И Малика с Юсупом часто приезжали в Буйнакск, оставляя у родителей Марьяшку погостить ровно столько времени, сколько желалось девочке, одинаково привязанной и к тем, и к другим.
Далгат уехал в Ленинград и написал им оттуда хорошее письмо, в котором сообщал, что он жив и здоров и что его встретили в Ленинграде старые добрые друзья его матери, проявившие к нему максимум внимания и заботы, он уже подал документы в Ленинградский университет на факультет истории и скоро будет сдавать экзамены, и пусть тётя Айша на всякий случай помолится за него Богу, в которого сам он, правда, не верит… во всяком случае, пока.

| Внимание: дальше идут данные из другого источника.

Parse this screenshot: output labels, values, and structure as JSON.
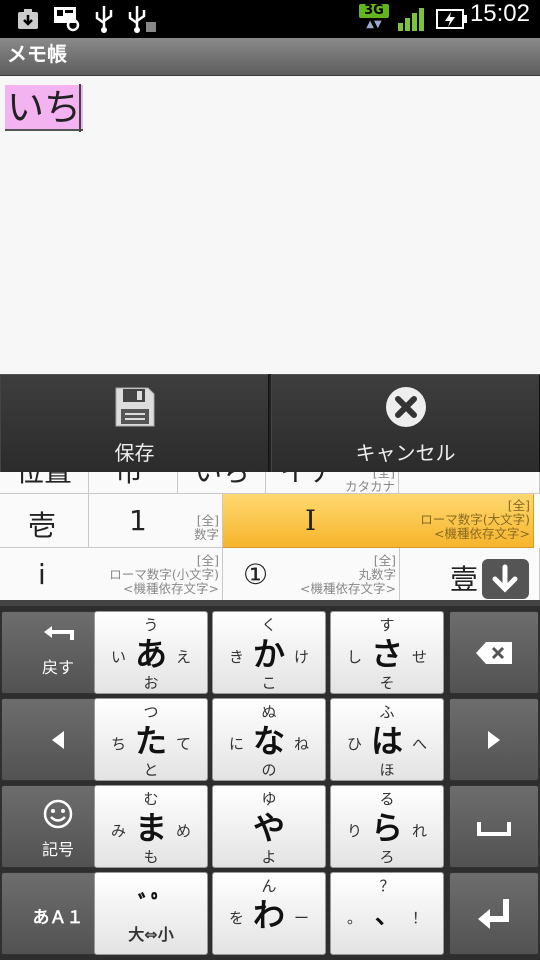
{
  "status_bar": {
    "time": "15:02",
    "network": "3G",
    "icons": [
      "download-icon",
      "media-icon",
      "usb-icon",
      "usb-debug-icon",
      "signal-icon",
      "battery-charging-icon"
    ]
  },
  "app": {
    "title": "メモ帳"
  },
  "editor": {
    "composing_text": "いち"
  },
  "action_bar": {
    "save_label": "保存",
    "cancel_label": "キャンセル"
  },
  "candidates": {
    "row1": [
      {
        "word": "位置",
        "ann": ""
      },
      {
        "word": "市",
        "ann": ""
      },
      {
        "word": "いち",
        "ann": ""
      },
      {
        "word": "イチ",
        "ann": "[全]\nカタカナ"
      }
    ],
    "row2": [
      {
        "word": "壱",
        "ann": ""
      },
      {
        "word": "1",
        "ann": "[全]\n数字"
      },
      {
        "word": "I",
        "ann": "[全]\nローマ数字(大文字)\n<機種依存文字>"
      }
    ],
    "row3": [
      {
        "word": "i",
        "ann": "[全]\nローマ数字(小文字)\n<機種依存文字>"
      },
      {
        "word": "①",
        "ann": "[全]\n丸数字\n<機種依存文字>"
      },
      {
        "word": "壹",
        "ann": ""
      }
    ]
  },
  "keyboard": {
    "back_label": "戻す",
    "symbol_label": "記号",
    "mode_label": "あＡ１",
    "rows": [
      [
        {
          "m": "あ",
          "u": "う",
          "l": "い",
          "r": "え",
          "d": "お"
        },
        {
          "m": "か",
          "u": "く",
          "l": "き",
          "r": "け",
          "d": "こ"
        },
        {
          "m": "さ",
          "u": "す",
          "l": "し",
          "r": "せ",
          "d": "そ"
        }
      ],
      [
        {
          "m": "た",
          "u": "つ",
          "l": "ち",
          "r": "て",
          "d": "と"
        },
        {
          "m": "な",
          "u": "ぬ",
          "l": "に",
          "r": "ね",
          "d": "の"
        },
        {
          "m": "は",
          "u": "ふ",
          "l": "ひ",
          "r": "へ",
          "d": "ほ"
        }
      ],
      [
        {
          "m": "ま",
          "u": "む",
          "l": "み",
          "r": "め",
          "d": "も"
        },
        {
          "m": "や",
          "u": "ゆ",
          "l": "",
          "r": "",
          "d": "よ"
        },
        {
          "m": "ら",
          "u": "る",
          "l": "り",
          "r": "れ",
          "d": "ろ"
        }
      ],
      [
        {
          "m": "ﾞﾟ",
          "u": "",
          "l": "",
          "r": "",
          "d": "大⇔小"
        },
        {
          "m": "わ",
          "u": "ん",
          "l": "を",
          "r": "ー",
          "d": ""
        },
        {
          "m": "、",
          "u": "？",
          "l": "。",
          "r": "！",
          "d": ""
        }
      ]
    ]
  }
}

Имран и Фарида жили вместе с родителями, и у обеих хозяек, старшей и младшей, домашние обязанности были распределены соответственно: Айша заведовала кухней, а Фарида работала учительницей в младших классах и одновременно отвечала за порядок в доме.
Имран поступил на заочную учёбу в Пятигорский институт и ездил туда исправно два раза в год на сессию, совмещая экзамены и зачёты с приятным времяпрепровождением в обществе какой-нибудь местной красотки.
В доме постоянно собирались их друзья, и с граммофонных пластинок вечно звучали на полную громкость популярные песни в исполнении любимых советских певцов Владимира Трошина и Капитолины Лазаренко, Клавдии Шульженко и Людмилы Гурченко, а затем вечер завершался пением самого Имрана, которое ничуть не уступало своим вокалом голосам модных столичных певцов.
– Имран, тебе нужно учиться на музыканта! – говорили ему окружающие, восхищённые его виртуозной игрой на фортепиано, и на аккордеоне, и на гитаре, и на любом другом инструменте, попадавшем ему в руки.
– Увы, мои родители так не считают! – отвечал им Имран. – Всё дело в том, что в нашем очень музыкальном роду не было официальных музыкантов, и я не вправе нарушать традицию, став первым из них!